技術が優れていても、接客がしっかりとできなければ、その人に担当してほしいと思ってもらえません。

逆に言えば、技術がそこまで高くなかったとしても、接客が上手にできることでお客様が自分を指名してくれるという可能性もあるということです。
技術をしっかり身につけないと、とそればかりにとらわれてしまうと、大事なことを忘れてしまいがちですが、「美容師は接客業である」ということは常に念頭に置いておこうという風に考えています。

これは個々の意識の中でも考えることは大切ですが。お店全体の取り組みとしてもあります。
朝礼の時はあいさつの練習をしていますし、言葉遣いやお客様への気遣いがしっかりなっていない時は注意を受けることも多々あります。
ちょっとした配慮が、そのお店の印象を変えてしまうこともあるのだと言われ、私も接客の姿勢についてもしっかりと気を配らなければならないなと注意しています。
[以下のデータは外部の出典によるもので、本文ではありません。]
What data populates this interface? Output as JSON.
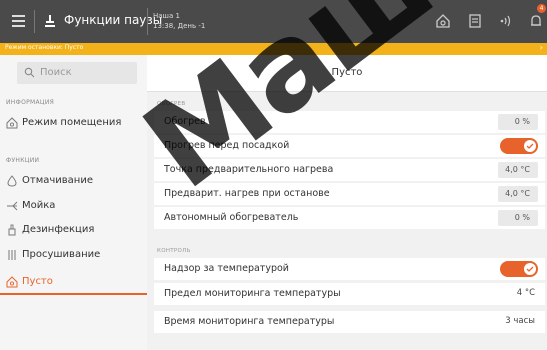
{
  "topbar": {
    "title": "Функции паузы",
    "room_line1": "Наша 1",
    "room_line2": "13:38, День -1",
    "badge_count": "4",
    "icons": [
      "hamburger-icon",
      "program-icon",
      "home-icon",
      "recipe-icon",
      "wireless-icon",
      "bell-icon"
    ]
  },
  "status": {
    "text": "Режим остановки: Пусто",
    "arrow": "›"
  },
  "sidebar": {
    "search_placeholder": "Поиск",
    "info_caption": "ИНФОРМАЦИЯ",
    "room_mode": "Режим помещения",
    "functions_caption": "ФУНКЦИИ",
    "items": [
      {
        "label": "Отмачивание",
        "icon": "soak-icon"
      },
      {
        "label": "Мойка",
        "icon": "wash-icon"
      },
      {
        "label": "Дезинфекция",
        "icon": "disinfect-icon"
      },
      {
        "label": "Просушивание",
        "icon": "drying-icon"
      },
      {
        "label": "Пусто",
        "icon": "empty-icon",
        "active": true
      }
    ]
  },
  "main": {
    "title": "Пусто",
    "heating_caption": "ОБОГРЕВ",
    "heating_rows": [
      {
        "label": "Обогрев",
        "value": "0 %"
      },
      {
        "label": "Прогрев перед посадкой",
        "toggle": true
      },
      {
        "label": "Точка предварительного нагрева",
        "value": "4,0 °C"
      },
      {
        "label": "Предварит. нагрев при останове",
        "value": "4,0 °C"
      },
      {
        "label": "Автономный обогреватель",
        "value": "0 %"
      }
    ],
    "control_caption": "КОНТРОЛЬ",
    "control_rows": [
      {
        "label": "Надзор за температурой",
        "toggle": true
      },
      {
        "label": "Предел мониторинга температуры",
        "value": "4 °C"
      },
      {
        "label": "Время мониторинга температуры",
        "value": "3 часы"
      }
    ]
  },
  "watermark": "Машин",
  "colors": {
    "accent": "#e8632b",
    "status": "#f3b21a",
    "topbar": "#4a4a4a"
  }
}
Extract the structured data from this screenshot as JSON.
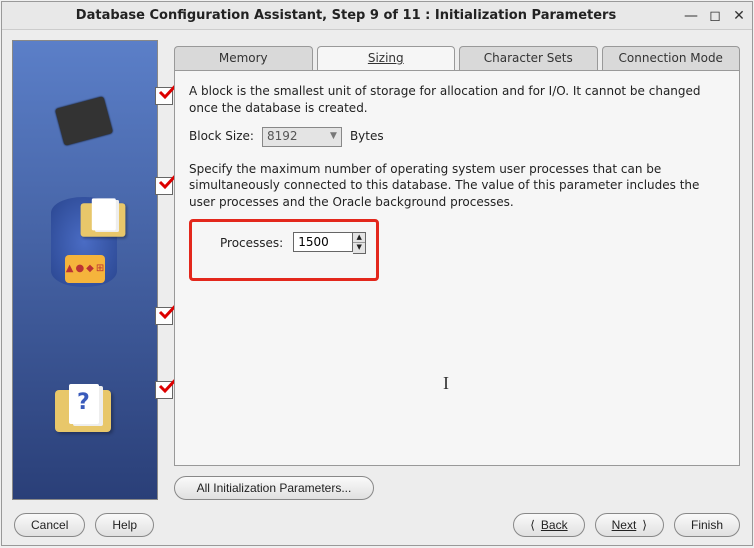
{
  "window": {
    "title": "Database Configuration Assistant, Step 9 of 11 : Initialization Parameters"
  },
  "tabs": [
    {
      "label": "Memory"
    },
    {
      "label": "Sizing"
    },
    {
      "label": "Character Sets"
    },
    {
      "label": "Connection Mode"
    }
  ],
  "active_tab_index": 1,
  "sizing": {
    "block_text": "A block is the smallest unit of storage for allocation and for I/O. It cannot be changed once the database is created.",
    "block_size_label": "Block Size:",
    "block_size_value": "8192",
    "block_size_unit": "Bytes",
    "processes_text": "Specify the maximum number of operating system user processes that can be simultaneously connected to this database. The value of this parameter includes the user processes and the Oracle background processes.",
    "processes_label": "Processes:",
    "processes_value": "1500"
  },
  "buttons": {
    "all_params": "All Initialization Parameters...",
    "cancel": "Cancel",
    "help": "Help",
    "back": "Back",
    "next": "Next",
    "finish": "Finish"
  },
  "sidebar_checks": [
    true,
    true,
    true,
    true
  ]
}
電話の対応、受付での対応の際に言葉遣いに気を付けることはもちろん、たとえばお客様の年齢層に合わせた雑誌の用意をすぐに行ったり、鏡が汚れていることに気づいたら拭くようにしたり、話すのが好きなお客様がいたらできるだけ親身になって話を聞くようにしたり。
細かい部分に気を配ることによって、お店全体の印象もよくなってきます。
利用者側の目線に立つことがとても大切だと私は思うので、自分がお客として来ていたらどういうサービスを提供してほしいのか、ということを考えるようにしています。

そうすると、どういったところに気を配れば良いのかというのが見えてくるような気がします。
技術を身につけながら接客にも気を付ける、という二つを同時に行うのはなかなか大変ではありますが、その二つができなければ美容師になれないんだ、と思い日々気を配るようにしています。